There is a growing asymmetry between the relative ease of sharing truth and lies that leads to ever growing incentives to do so. Because incentives are a powerful motivator of human behaviour this then propels new methods to make it even easier to share lies. Thus a negative feedback cycle is formed, one that could have exponential growth. This will eventually lead to deleterious consequences if left unchecked.
So why not realign the incentives? Why not fix this asymmetry? Why not make it easier to share the truth?
There are some downsides that come to mind though upon closer analysis these downsides could likely be significantly lessened through smart systems design to reduce potential for abuse, clear foresight to anticipate trouble, and a willingness to fix any problems that do come up transparently and honestly.
An example would be that making it easier to share the truth involves determining levels of trustworthiness among individuals and organizations. The common wisdom is that this is a fraught endeavor to undertake, yet we certainly do exactly this everyday. It is difficult to imagine that there is some fundamental limit preventing humans from scaling up and making concrete the informal trust systems we use everyday.
A derivative implication would be that a ‘score’ would have to be assigned to quickly tabulate and summarize trustworthiness. This is entirely a technical and logistical limitation of the current paradigms. It is not written in the stars that a ‘score’ must be the one and only way to compare trustworthiness in a real system.

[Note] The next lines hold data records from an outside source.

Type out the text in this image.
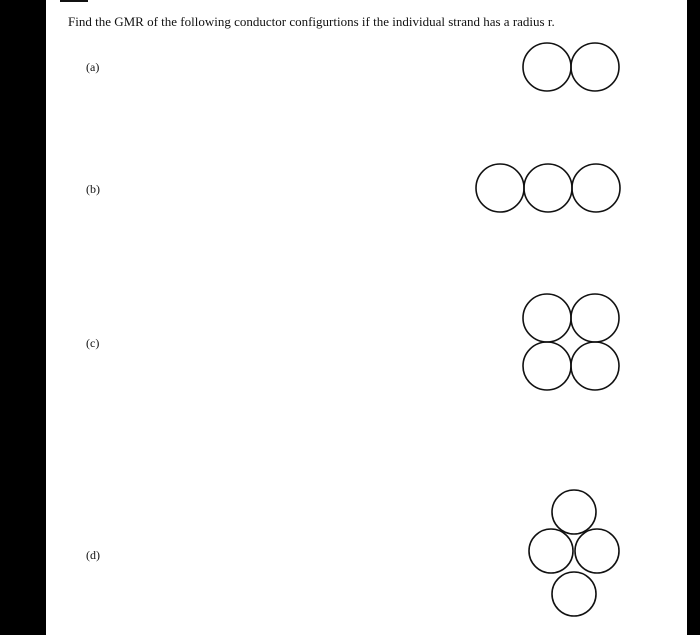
Find the GMR of the following conductor configurtions if the individual strand has a radius r.
(a)
(b)
(c)
(d)
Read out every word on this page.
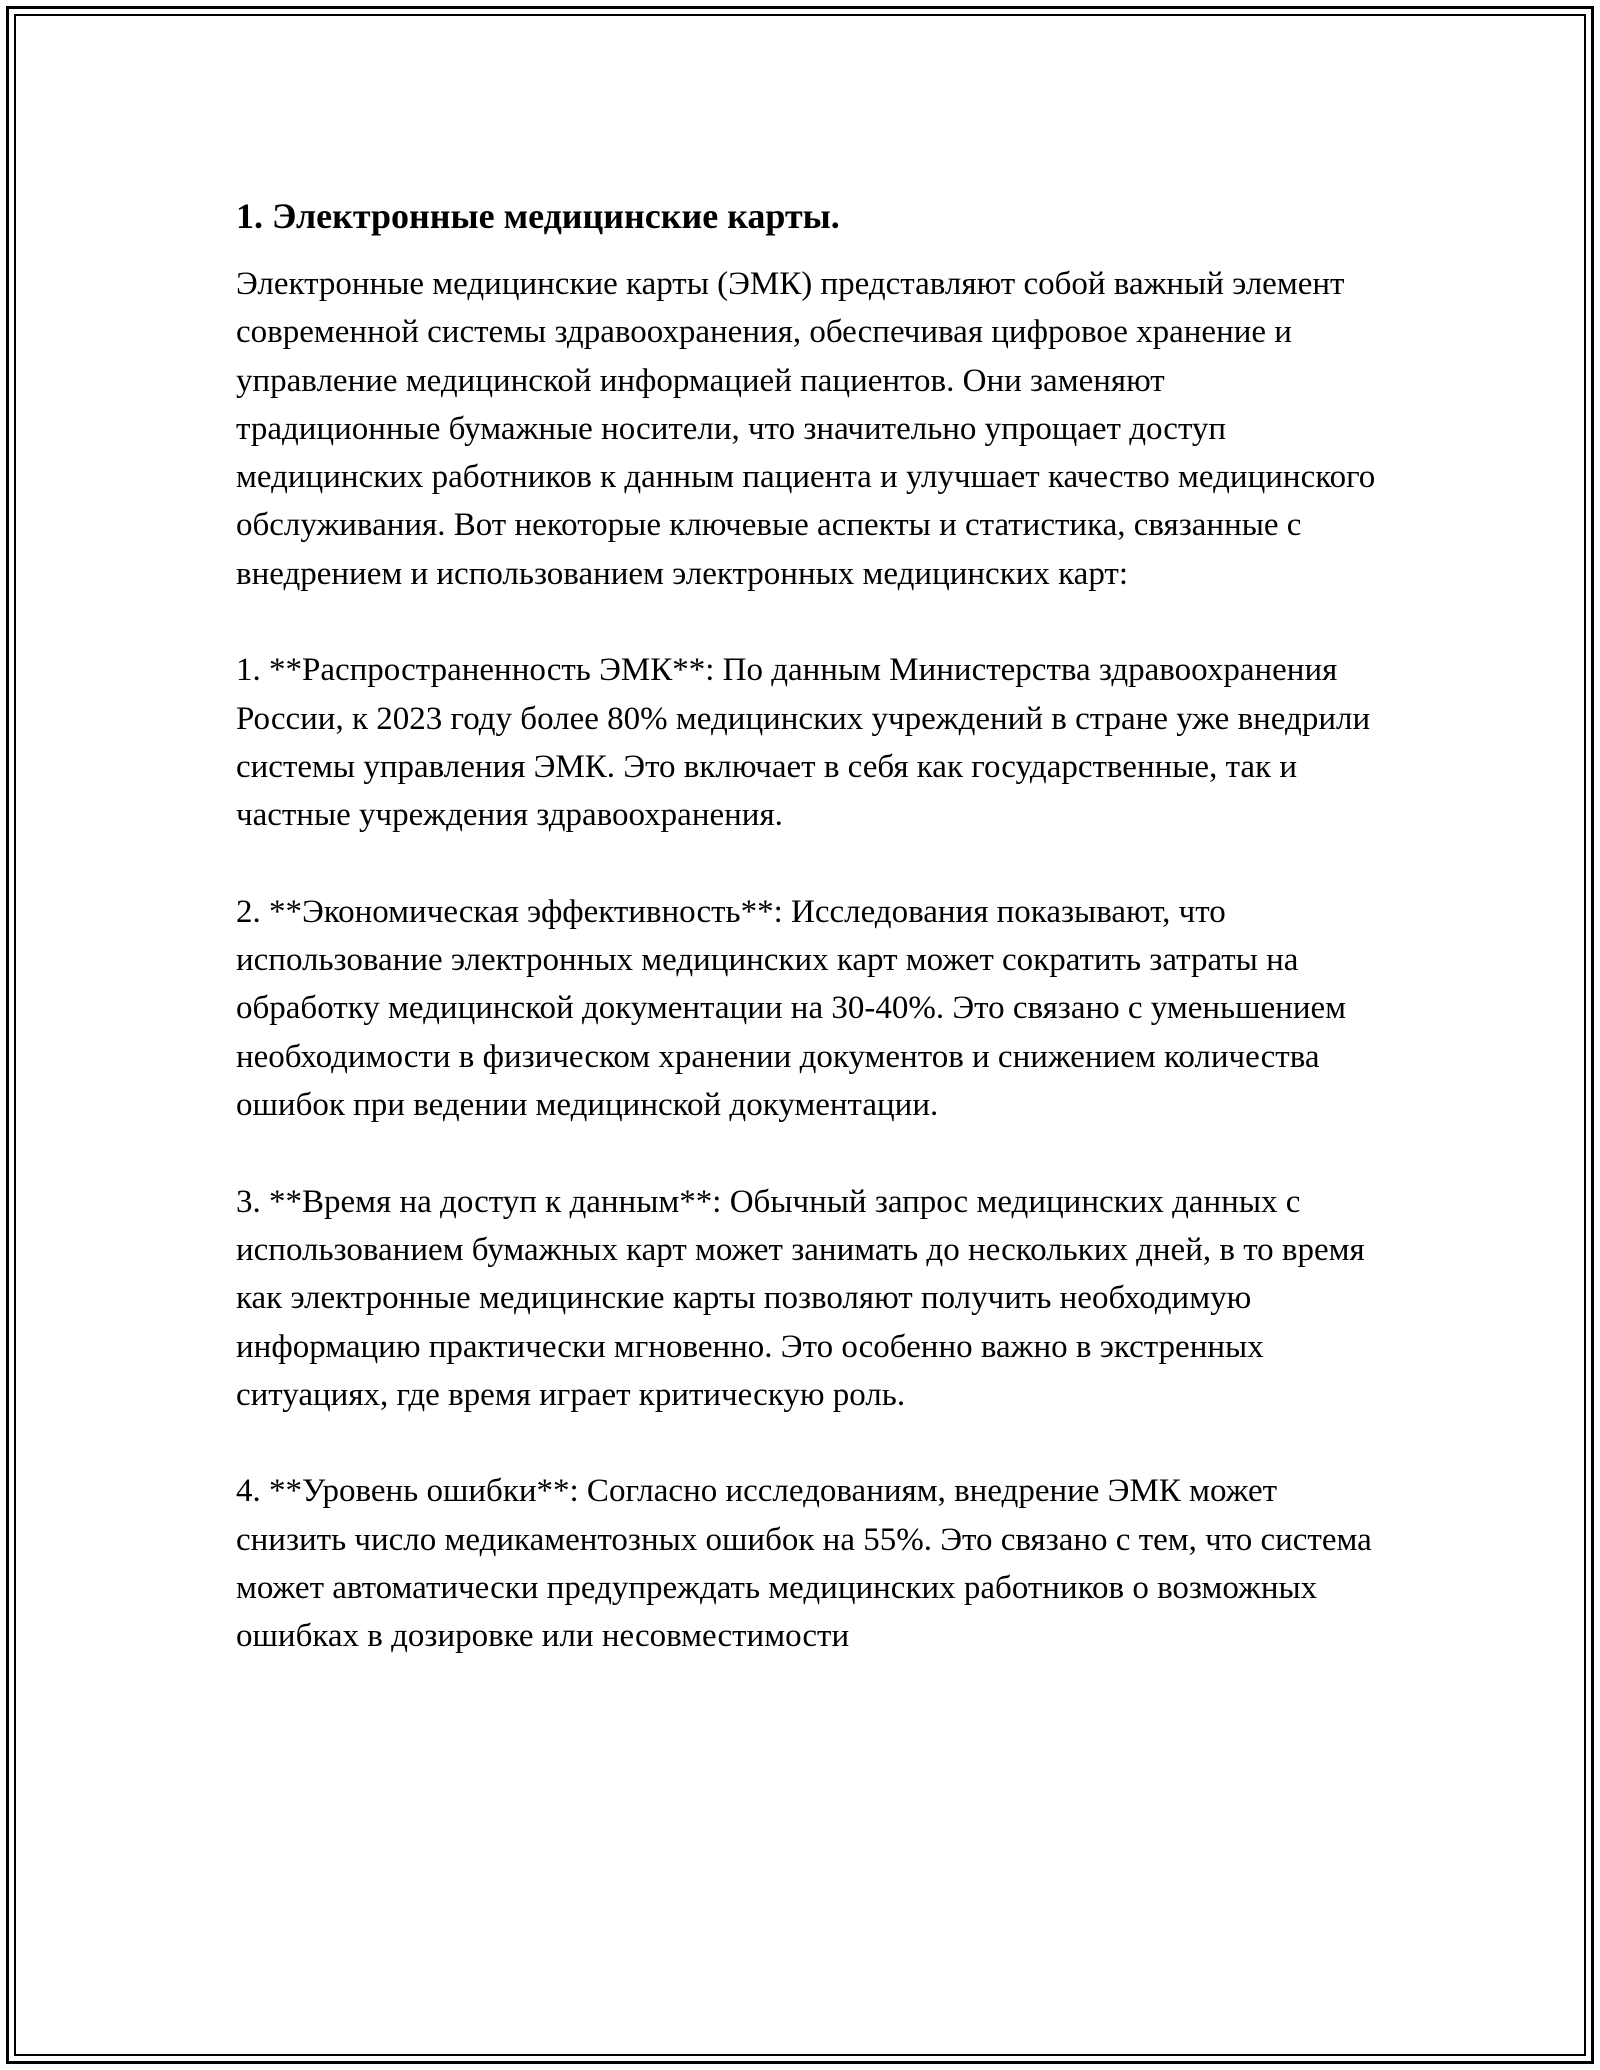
1. Электронные медицинские карты.

Электронные медицинские карты (ЭМК) представляют собой важный элемент современной системы здравоохранения, обеспечивая цифровое хранение и управление медицинской информацией пациентов. Они заменяют традиционные бумажные носители, что значительно упрощает доступ медицинских работников к данным пациента и улучшает качество медицинского обслуживания. Вот некоторые ключевые аспекты и статистика, связанные с внедрением и использованием электронных медицинских карт:

1. **Распространенность ЭМК**: По данным Министерства здравоохранения России, к 2023 году более 80% медицинских учреждений в стране уже внедрили системы управления ЭМК. Это включает в себя как государственные, так и частные учреждения здравоохранения.

2. **Экономическая эффективность**: Исследования показывают, что использование электронных медицинских карт может сократить затраты на обработку медицинской документации на 30-40%. Это связано с уменьшением необходимости в физическом хранении документов и снижением количества ошибок при ведении медицинской документации.

3. **Время на доступ к данным**: Обычный запрос медицинских данных с использованием бумажных карт может занимать до нескольких дней, в то время как электронные медицинские карты позволяют получить необходимую информацию практически мгновенно. Это особенно важно в экстренных ситуациях, где время играет критическую роль.

4. **Уровень ошибки**: Согласно исследованиям, внедрение ЭМК может снизить число медикаментозных ошибок на 55%. Это связано с тем, что система может автоматически предупреждать медицинских работников о возможных ошибках в дозировке или несовместимости
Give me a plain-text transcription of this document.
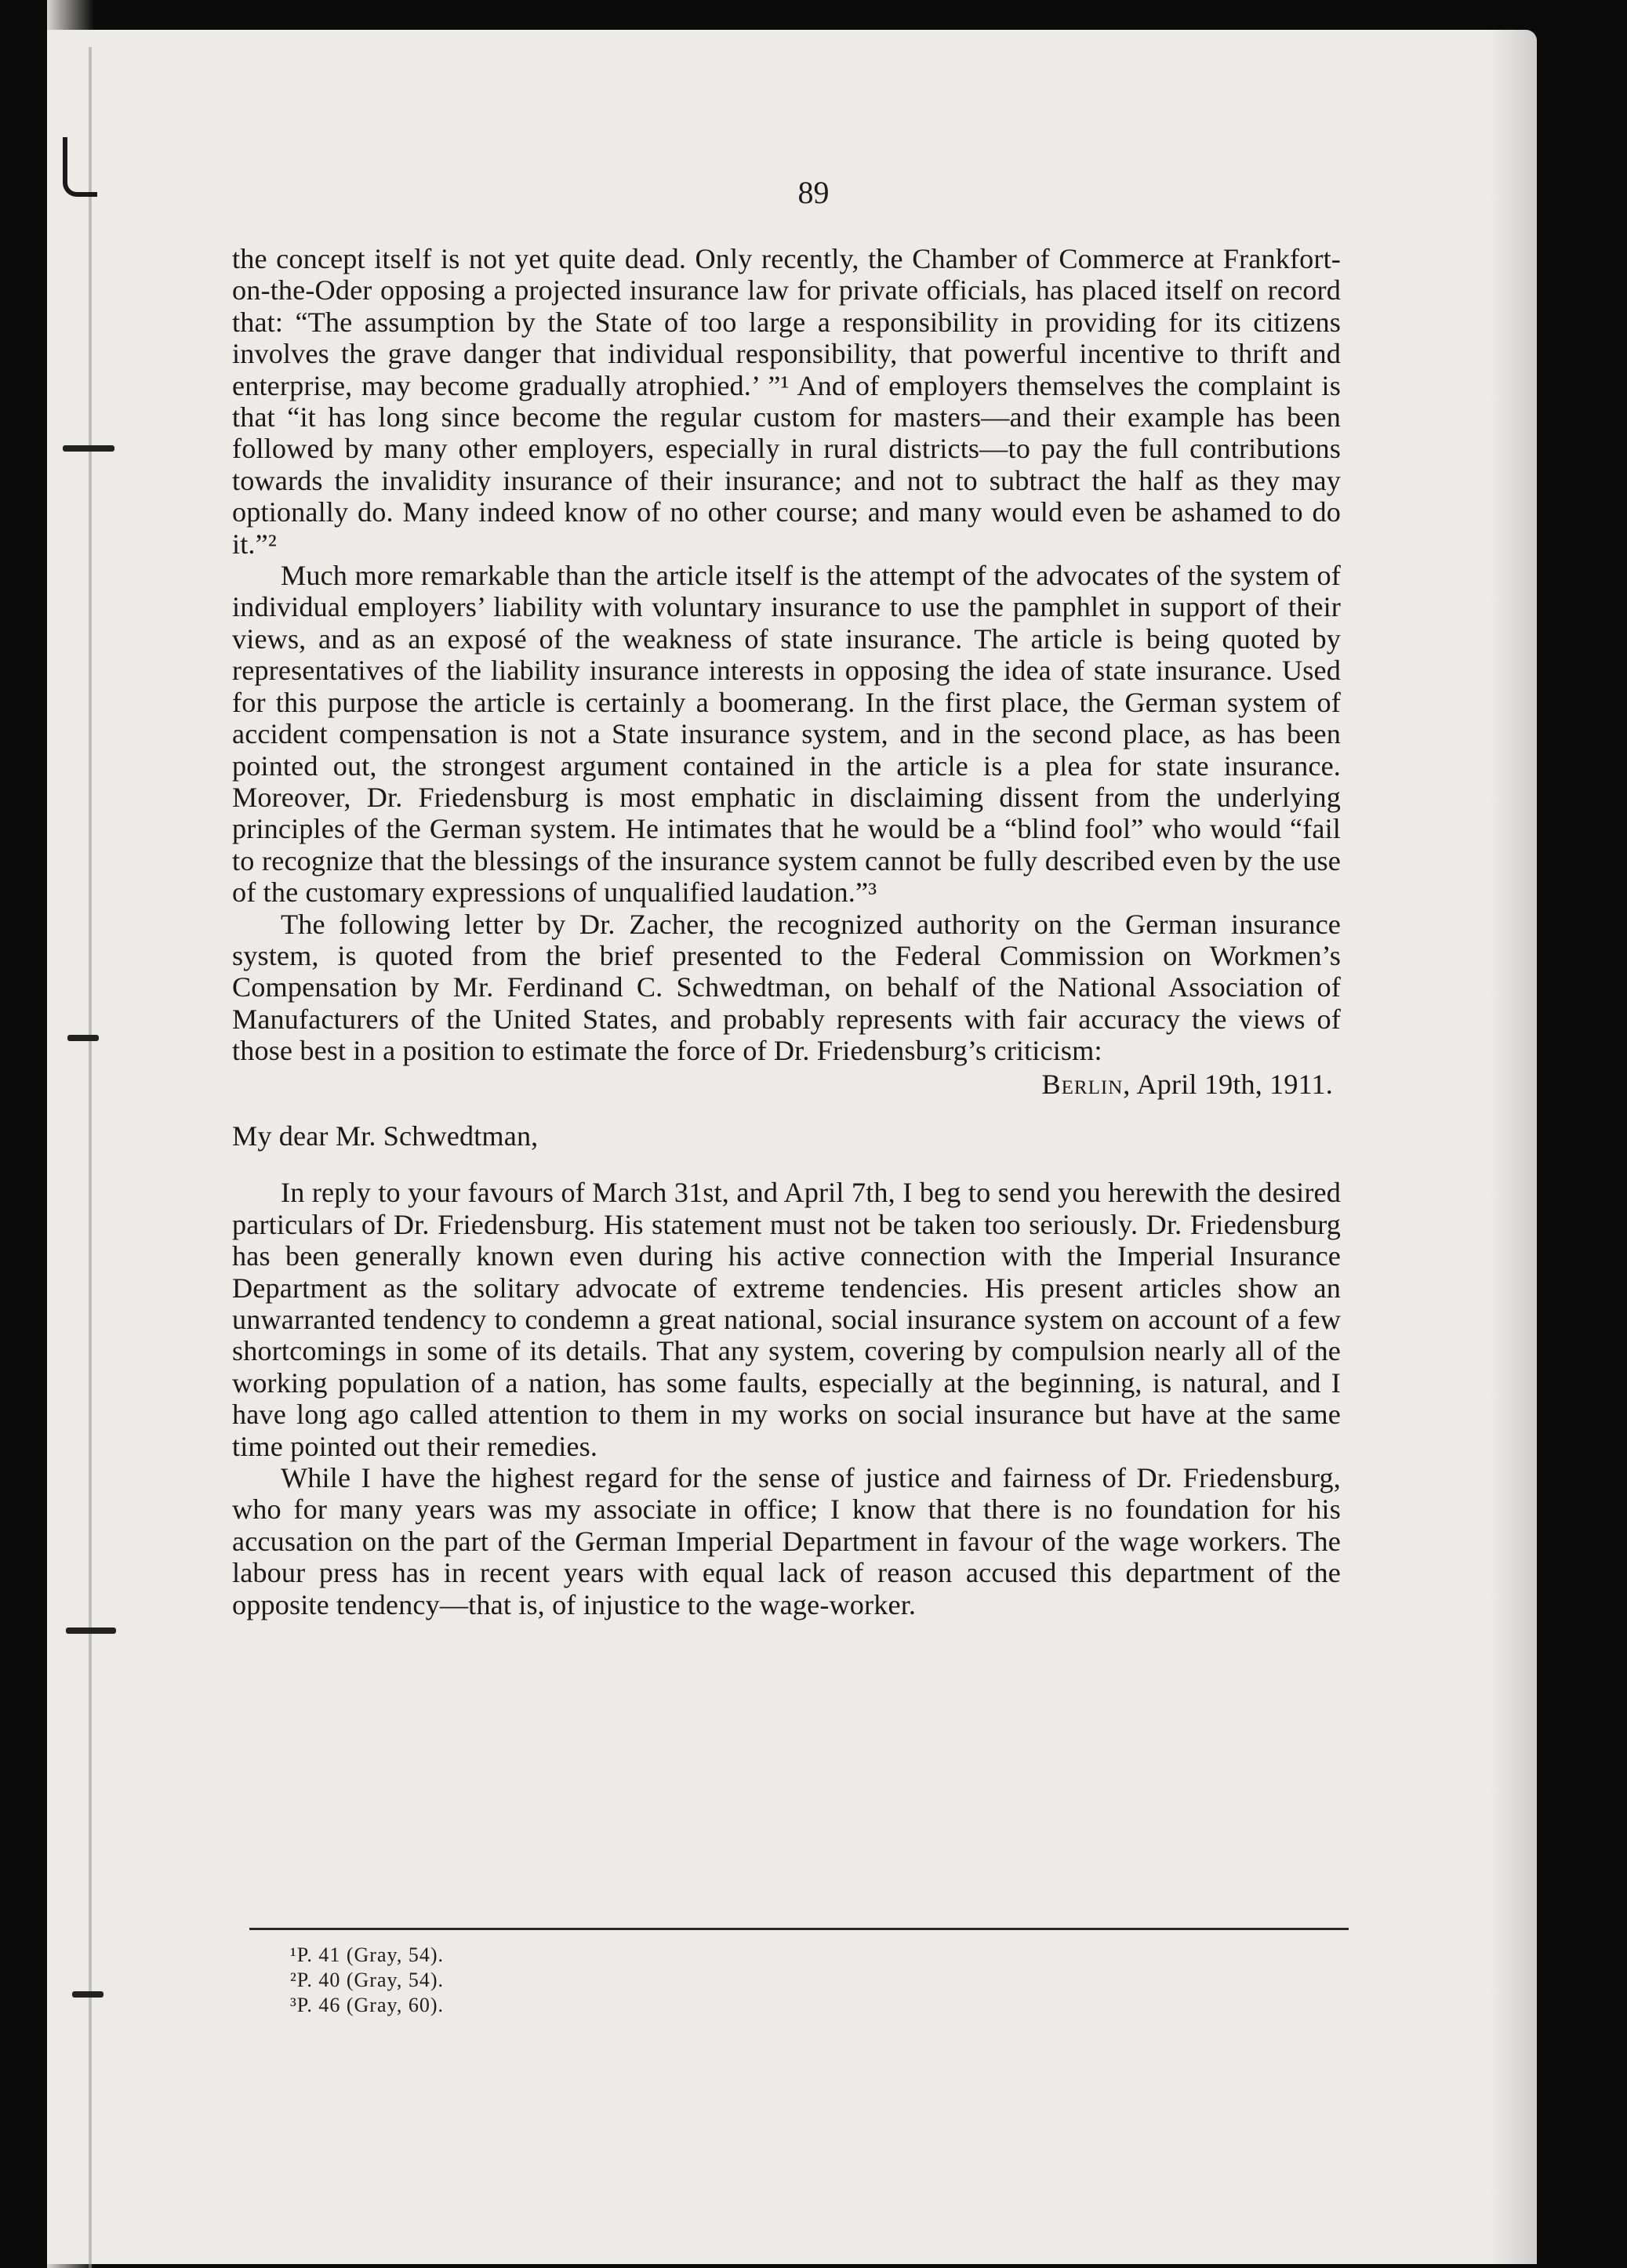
89

the concept itself is not yet quite dead. Only recently, the Chamber of Commerce at Frankfort-on-the-Oder opposing a projected insurance law for private officials, has placed itself on record that: “The assumption by the State of too large a responsibility in providing for its citizens involves the grave danger that individual responsibility, that powerful incentive to thrift and enterprise, may become gradually atrophied.’ ”¹ And of employers themselves the complaint is that “it has long since become the regular custom for masters—and their example has been followed by many other employers, especially in rural districts—to pay the full contributions towards the invalidity insurance of their insurance; and not to subtract the half as they may optionally do. Many indeed know of no other course; and many would even be ashamed to do it.”²

Much more remarkable than the article itself is the attempt of the advocates of the system of individual employers’ liability with voluntary insurance to use the pamphlet in support of their views, and as an exposé of the weakness of state insurance. The article is being quoted by representatives of the liability insurance interests in opposing the idea of state insurance. Used for this purpose the article is certainly a boomerang. In the first place, the German system of accident compensation is not a State insurance system, and in the second place, as has been pointed out, the strongest argument contained in the article is a plea for state insurance. Moreover, Dr. Friedensburg is most emphatic in disclaiming dissent from the underlying principles of the German system. He intimates that he would be a “blind fool” who would “fail to recognize that the blessings of the insurance system cannot be fully described even by the use of the customary expressions of unqualified laudation.”³

The following letter by Dr. Zacher, the recognized authority on the German insurance system, is quoted from the brief presented to the Federal Commission on Workmen’s Compensation by Mr. Ferdinand C. Schwedtman, on behalf of the National Association of Manufacturers of the United States, and probably represents with fair accuracy the views of those best in a position to estimate the force of Dr. Friedensburg’s criticism:

Berlin, April 19th, 1911.

My dear Mr. Schwedtman,

In reply to your favours of March 31st, and April 7th, I beg to send you herewith the desired particulars of Dr. Friedensburg. His statement must not be taken too seriously. Dr. Friedensburg has been generally known even during his active connection with the Imperial Insurance Department as the solitary advocate of extreme tendencies. His present articles show an unwarranted tendency to condemn a great national, social insurance system on account of a few shortcomings in some of its details. That any system, covering by compulsion nearly all of the working population of a nation, has some faults, especially at the beginning, is natural, and I have long ago called attention to them in my works on social insurance but have at the same time pointed out their remedies.

While I have the highest regard for the sense of justice and fairness of Dr. Friedensburg, who for many years was my associate in office; I know that there is no foundation for his accusation on the part of the German Imperial Department in favour of the wage workers. The labour press has in recent years with equal lack of reason accused this department of the opposite tendency—that is, of injustice to the wage-worker.

¹P. 41 (Gray, 54).
²P. 40 (Gray, 54).
³P. 46 (Gray, 60).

A ‘score’ may be used as a stopgap measure, as a good enough solution i.e. credit scores, or for a variety of other reasons that may or may not be valid. There is nothing inherent about them that makes it the only possible end state of a trustworthiness system, or even more generally of any system whatsoever. Humans do not innately assign trust scores, in the everyday usage of the word, on some imaginary ranking like contest judges.
In mathematical and logical terms there may eventually have to be a ranking of some type to produce the attributes we would desire, I haven’t done the calculations yet to say either way. And philosophically, at a sufficiently advanced state of development it may indeed become ‘scoring’ of some type, if not through technical change at least through human change, since human tendency is to redefine words in more convenient ways as time progresses. Nonetheless, at this more advanced state of civilization there will be a greater capability to address the issues that would occur.
Of course technical limitations due to budget, software architecture, etc., may require some kind of ‘scoring’ somewhere along the way, and even if so a low score doesn’t represent any kind of metaphysical judgement. A number, of course, doesn’t fully describe a person and even though many use numbers to judge pro athletes that still is congruent with the fact that pro athletes are, usually, highly respected. Even in the worst case that low scores do carry some judgement it’s hard to imagine how that would be much more onerous than what already exists with low credit scores.
Thankfully there are more, and probably superior, ways of evaluation. For practical reasons trustworthiness has to be really easy to evaluate at a glance for the everyday use of such a method, remember the key idea is that it has to be easier than current methods and approach, if not exceed, the ease of spreading lies.
A better way might be through simplicity, to have two really broad categories as follows:
2. Not Verified
Yes, anything in the ‘Not Verified’ category could be ranging from totally false to mostly true with difficulties in verification. This is fine. A system like this is not meant to cater to everyone at the beginning. Trustworthiness in general isn’t everything, and keeping tabs on people and organizations in a database/blockchain/etc., which this will likely be at the beginning, is certainly a small subset of trustworthiness in general.
The beauty with this sort of simplicity is that one can simply at a glance see what’s verified or not without the need for a ‘score’. A real world working example of such a concept would be Twitter’s verified checkmark, which mostly accomplishes what it was originally envisioned to do.
Even better, the upsides for an easy to access, easy to use, and widely disseminated trustworthiness system are immense and, literally, too numerous to count.
The most obvious and perhaps greatest benefit is that honest behavior would be incentivized. Positive benefits would accrue from positive feedback loops of ever increasing trust. In economic language, ‘positive externalities’ would be generated, that although might not show up on a balance sheet would greatly improve the fabric of society.